Emily Kelly, superintendent pharmacist at the McCauley pharmacy chain, is a mum of two. Her first son was premature, and she quickly found how important the soother was. "He was being fed via nasogastric tube," she says, "and the soother is how you teach the suck reflex in premature babies. With both my boys we wouldn't have survived without one."

How to use a soother
Kelly's guidelines in giving your baby a soother include:

  • Offer the soother to your baby at the start of every sleep, both day and night.
  • Do not force your baby to use a soother if your baby does not like it.
  • Do not worry if the soother falls out while your baby is asleep.
  • If you're breastfeeding, wait until this is well established before introducing a soother.
  • Do not use clips or chains to attach a soother to clothing (when baby is laid down to sleep) as this is a choking risk.
  • Keep soothers clean and never dip them in sugar, honey or other food and drinks.


Breaking the soother habit can be a tricky one to navigate as our little ones get older but once we move past the recommended 18 months, we’re hitting the age when complications from soother use can arise.

Emma O’Leary, a speech and language therapist and a mother of three, says: “Using a soother and bottles after this age can give your child less opportunity to practise using their lips and tongue for talking. If your child is learning to speak with a soother in their mouth, their speech sounds can often become distorted as they don’t have full control of the muscles in their mouth used for speech.

“Prolonged and excessive bottle or soother use can affect your child’s teeth, causing them to grow out of line. Long-term use can affect adult teeth too. Children can be left with an interdental gap between their teeth which can cause a lisp.”

Emotional attachment

The ideal age for breaking the habit is between 12 and 18 months. The older the child becomes, the greater the chance of an emotional attachment which can often be worse than ripping off a Band-Aid for a toddler.

We made the mistake of believing breaking the habit would be easy for our eldest. Just leave it under the tree for Santa. What resulted were tears on Christmas Eve and Santa’s caring and giving image almost being destroyed for a three-year-old. We immediately reneged and waited for a better opportune moment.

O’Leary says to avoid this seemingly magic trick of giving soothers to Santa, the Easter bunny or any of the fairies in the forest. “These are all exciting and magical parts of childhood, so it’s best not to associate something that’s going to be potentially upsetting for a child with an exciting or happy occasion. At the age of two or under, these characters are very abstract concepts for a young child to understand.”

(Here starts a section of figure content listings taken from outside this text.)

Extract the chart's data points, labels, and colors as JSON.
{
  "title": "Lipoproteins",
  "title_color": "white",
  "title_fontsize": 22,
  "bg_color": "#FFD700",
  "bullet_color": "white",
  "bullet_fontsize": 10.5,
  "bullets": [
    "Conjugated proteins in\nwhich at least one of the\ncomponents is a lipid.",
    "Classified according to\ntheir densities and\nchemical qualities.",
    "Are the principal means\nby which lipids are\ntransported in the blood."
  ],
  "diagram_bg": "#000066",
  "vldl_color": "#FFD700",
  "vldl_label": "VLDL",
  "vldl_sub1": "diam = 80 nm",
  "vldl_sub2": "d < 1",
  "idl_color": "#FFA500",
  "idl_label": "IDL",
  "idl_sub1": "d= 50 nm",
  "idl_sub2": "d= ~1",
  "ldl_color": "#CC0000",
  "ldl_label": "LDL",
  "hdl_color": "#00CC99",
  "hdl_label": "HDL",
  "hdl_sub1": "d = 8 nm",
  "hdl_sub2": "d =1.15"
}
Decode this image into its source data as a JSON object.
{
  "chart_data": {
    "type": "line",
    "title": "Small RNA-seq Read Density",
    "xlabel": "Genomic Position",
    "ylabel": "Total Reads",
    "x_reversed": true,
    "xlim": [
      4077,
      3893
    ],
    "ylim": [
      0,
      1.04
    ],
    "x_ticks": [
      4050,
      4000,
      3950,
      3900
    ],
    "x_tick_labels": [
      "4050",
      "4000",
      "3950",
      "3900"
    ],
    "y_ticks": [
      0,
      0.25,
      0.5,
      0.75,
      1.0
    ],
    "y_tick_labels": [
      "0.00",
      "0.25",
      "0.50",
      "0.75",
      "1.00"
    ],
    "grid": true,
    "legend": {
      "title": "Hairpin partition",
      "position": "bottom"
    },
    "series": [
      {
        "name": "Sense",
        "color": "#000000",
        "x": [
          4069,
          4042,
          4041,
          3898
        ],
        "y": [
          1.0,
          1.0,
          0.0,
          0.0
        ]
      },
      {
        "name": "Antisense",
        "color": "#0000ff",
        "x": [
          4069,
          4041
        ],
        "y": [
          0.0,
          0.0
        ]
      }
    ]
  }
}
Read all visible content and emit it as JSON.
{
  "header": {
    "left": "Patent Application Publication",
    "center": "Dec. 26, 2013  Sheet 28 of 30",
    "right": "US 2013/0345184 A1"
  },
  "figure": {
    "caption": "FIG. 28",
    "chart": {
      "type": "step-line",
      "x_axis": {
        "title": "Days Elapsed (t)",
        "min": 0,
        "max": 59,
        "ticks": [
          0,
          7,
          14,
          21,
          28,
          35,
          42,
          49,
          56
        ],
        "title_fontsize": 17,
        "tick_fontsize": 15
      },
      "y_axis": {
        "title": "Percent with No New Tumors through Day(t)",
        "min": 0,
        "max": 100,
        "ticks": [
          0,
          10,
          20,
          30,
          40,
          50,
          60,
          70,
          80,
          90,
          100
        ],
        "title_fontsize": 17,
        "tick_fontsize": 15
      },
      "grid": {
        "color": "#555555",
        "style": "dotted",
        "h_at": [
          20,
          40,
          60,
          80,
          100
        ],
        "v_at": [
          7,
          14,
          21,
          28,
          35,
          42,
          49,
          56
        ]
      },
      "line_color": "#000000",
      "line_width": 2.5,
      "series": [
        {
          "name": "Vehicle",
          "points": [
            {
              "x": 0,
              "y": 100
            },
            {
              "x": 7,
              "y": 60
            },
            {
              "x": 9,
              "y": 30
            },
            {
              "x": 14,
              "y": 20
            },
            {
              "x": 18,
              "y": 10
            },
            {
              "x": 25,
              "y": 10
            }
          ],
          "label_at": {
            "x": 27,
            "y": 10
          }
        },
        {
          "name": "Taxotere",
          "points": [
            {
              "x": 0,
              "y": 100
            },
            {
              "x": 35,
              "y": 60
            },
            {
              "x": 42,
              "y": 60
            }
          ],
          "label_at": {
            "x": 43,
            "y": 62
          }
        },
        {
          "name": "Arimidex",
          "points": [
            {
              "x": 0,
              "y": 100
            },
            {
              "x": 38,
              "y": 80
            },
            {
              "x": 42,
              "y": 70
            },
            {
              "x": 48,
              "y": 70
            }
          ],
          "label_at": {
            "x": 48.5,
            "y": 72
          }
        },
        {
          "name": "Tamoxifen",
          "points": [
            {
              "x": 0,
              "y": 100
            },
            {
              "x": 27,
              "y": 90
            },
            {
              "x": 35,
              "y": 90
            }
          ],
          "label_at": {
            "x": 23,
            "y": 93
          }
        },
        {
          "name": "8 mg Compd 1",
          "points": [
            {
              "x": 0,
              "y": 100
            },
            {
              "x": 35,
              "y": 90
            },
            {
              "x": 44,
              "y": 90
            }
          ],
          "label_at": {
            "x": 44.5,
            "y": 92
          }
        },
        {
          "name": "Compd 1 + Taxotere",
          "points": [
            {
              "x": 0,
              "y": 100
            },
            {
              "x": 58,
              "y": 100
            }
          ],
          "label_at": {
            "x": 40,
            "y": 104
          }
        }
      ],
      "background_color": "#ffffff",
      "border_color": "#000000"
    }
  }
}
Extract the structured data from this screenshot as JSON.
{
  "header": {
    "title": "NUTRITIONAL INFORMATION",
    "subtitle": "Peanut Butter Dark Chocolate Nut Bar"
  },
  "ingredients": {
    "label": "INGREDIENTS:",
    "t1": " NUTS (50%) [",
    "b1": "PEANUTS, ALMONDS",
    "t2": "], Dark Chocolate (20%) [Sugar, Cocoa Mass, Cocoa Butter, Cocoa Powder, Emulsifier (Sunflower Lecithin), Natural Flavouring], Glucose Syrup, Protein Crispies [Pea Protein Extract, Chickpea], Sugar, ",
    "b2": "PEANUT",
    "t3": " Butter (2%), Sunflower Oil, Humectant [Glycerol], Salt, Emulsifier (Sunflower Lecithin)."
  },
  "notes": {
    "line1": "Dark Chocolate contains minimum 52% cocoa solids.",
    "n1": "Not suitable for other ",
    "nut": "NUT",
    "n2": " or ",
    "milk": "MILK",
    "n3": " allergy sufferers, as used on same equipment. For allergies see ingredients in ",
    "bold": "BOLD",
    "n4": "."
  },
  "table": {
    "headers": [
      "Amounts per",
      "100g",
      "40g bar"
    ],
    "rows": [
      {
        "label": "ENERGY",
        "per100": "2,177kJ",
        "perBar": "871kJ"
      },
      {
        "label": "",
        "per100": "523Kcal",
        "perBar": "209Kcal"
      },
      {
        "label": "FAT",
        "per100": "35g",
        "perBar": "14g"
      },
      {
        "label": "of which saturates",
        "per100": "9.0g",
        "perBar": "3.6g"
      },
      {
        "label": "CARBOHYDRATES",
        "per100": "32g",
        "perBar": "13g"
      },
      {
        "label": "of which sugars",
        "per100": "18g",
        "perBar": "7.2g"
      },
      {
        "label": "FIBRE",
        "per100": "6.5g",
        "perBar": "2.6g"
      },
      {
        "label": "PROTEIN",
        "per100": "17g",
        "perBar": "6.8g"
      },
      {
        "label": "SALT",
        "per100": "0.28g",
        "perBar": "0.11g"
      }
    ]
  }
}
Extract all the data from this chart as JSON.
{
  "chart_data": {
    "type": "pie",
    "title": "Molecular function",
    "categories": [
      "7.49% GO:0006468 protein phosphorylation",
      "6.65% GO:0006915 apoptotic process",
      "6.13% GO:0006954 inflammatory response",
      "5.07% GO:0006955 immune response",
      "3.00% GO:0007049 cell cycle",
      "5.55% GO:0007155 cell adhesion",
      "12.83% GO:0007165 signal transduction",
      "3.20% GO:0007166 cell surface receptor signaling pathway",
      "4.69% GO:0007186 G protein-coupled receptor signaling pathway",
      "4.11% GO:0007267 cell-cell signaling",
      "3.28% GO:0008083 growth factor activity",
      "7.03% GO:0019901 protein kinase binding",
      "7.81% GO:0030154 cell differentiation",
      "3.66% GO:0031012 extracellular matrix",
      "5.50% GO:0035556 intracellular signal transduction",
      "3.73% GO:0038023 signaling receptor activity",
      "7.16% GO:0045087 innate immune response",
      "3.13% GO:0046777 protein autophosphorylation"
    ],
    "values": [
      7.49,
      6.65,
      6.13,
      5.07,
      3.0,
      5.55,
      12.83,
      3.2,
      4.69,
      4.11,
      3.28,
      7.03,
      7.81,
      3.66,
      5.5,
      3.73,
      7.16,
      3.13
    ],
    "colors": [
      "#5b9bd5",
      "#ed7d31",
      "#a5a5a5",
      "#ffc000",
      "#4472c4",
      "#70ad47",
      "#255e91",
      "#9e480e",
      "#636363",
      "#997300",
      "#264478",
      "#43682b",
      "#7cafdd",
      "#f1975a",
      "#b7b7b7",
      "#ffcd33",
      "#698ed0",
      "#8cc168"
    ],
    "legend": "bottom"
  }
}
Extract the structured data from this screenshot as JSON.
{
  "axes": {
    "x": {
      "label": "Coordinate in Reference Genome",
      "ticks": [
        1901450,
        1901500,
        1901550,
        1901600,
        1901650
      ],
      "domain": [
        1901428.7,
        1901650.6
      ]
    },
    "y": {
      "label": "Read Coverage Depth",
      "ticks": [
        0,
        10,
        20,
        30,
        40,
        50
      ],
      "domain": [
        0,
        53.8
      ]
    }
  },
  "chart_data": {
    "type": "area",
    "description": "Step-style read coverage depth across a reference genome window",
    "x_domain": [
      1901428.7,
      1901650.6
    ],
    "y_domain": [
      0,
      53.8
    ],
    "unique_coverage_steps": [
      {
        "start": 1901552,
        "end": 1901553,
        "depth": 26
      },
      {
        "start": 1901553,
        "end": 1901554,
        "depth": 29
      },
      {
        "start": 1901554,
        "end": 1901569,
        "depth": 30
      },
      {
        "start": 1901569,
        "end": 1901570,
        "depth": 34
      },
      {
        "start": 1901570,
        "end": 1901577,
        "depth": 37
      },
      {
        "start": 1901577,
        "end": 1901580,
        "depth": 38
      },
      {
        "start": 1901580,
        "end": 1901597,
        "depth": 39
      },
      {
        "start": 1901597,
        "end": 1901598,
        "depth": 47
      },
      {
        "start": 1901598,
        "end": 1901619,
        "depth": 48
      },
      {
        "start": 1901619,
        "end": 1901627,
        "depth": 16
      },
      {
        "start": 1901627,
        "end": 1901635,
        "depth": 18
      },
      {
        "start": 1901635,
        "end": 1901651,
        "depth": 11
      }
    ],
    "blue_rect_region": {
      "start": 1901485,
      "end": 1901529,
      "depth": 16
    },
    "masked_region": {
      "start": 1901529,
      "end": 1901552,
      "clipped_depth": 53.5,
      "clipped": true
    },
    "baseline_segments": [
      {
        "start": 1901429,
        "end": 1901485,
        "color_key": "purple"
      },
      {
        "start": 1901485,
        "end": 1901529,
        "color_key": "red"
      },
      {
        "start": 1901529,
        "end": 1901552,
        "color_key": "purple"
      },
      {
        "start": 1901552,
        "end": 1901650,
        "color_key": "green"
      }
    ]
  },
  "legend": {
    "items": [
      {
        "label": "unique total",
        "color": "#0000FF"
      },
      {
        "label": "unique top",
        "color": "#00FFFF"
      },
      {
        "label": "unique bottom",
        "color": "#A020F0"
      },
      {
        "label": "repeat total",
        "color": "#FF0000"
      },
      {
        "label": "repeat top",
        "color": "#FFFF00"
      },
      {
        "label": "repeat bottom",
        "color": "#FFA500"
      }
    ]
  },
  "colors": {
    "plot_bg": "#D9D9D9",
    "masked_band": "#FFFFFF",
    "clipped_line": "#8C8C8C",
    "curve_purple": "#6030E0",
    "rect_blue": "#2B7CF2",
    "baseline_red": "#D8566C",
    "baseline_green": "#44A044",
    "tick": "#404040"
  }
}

She advises banishing the soother before 12 months if your child seems less and less interested in it, by allowing it to phase out and offering it less.

She also suggests:
– After six months it's best to use soothers at set times, for example, naps and bedtime.
– Take your child's soother out when they are trying to talk or make sounds or when they are busy playing.
– Once you decide to take away the soother gather up all the soothers in the house and throw them away. This will avoid your child (or you) finding them in an hour of desperation.
– Remember that giving in when they cry for it initially will confuse and upset them more, so as hard as it is, once you have committed to taking it away you need to stick with it.
– It's important to be informed but also choose a time that works best for your family in your given situation and trust your instincts as a parent.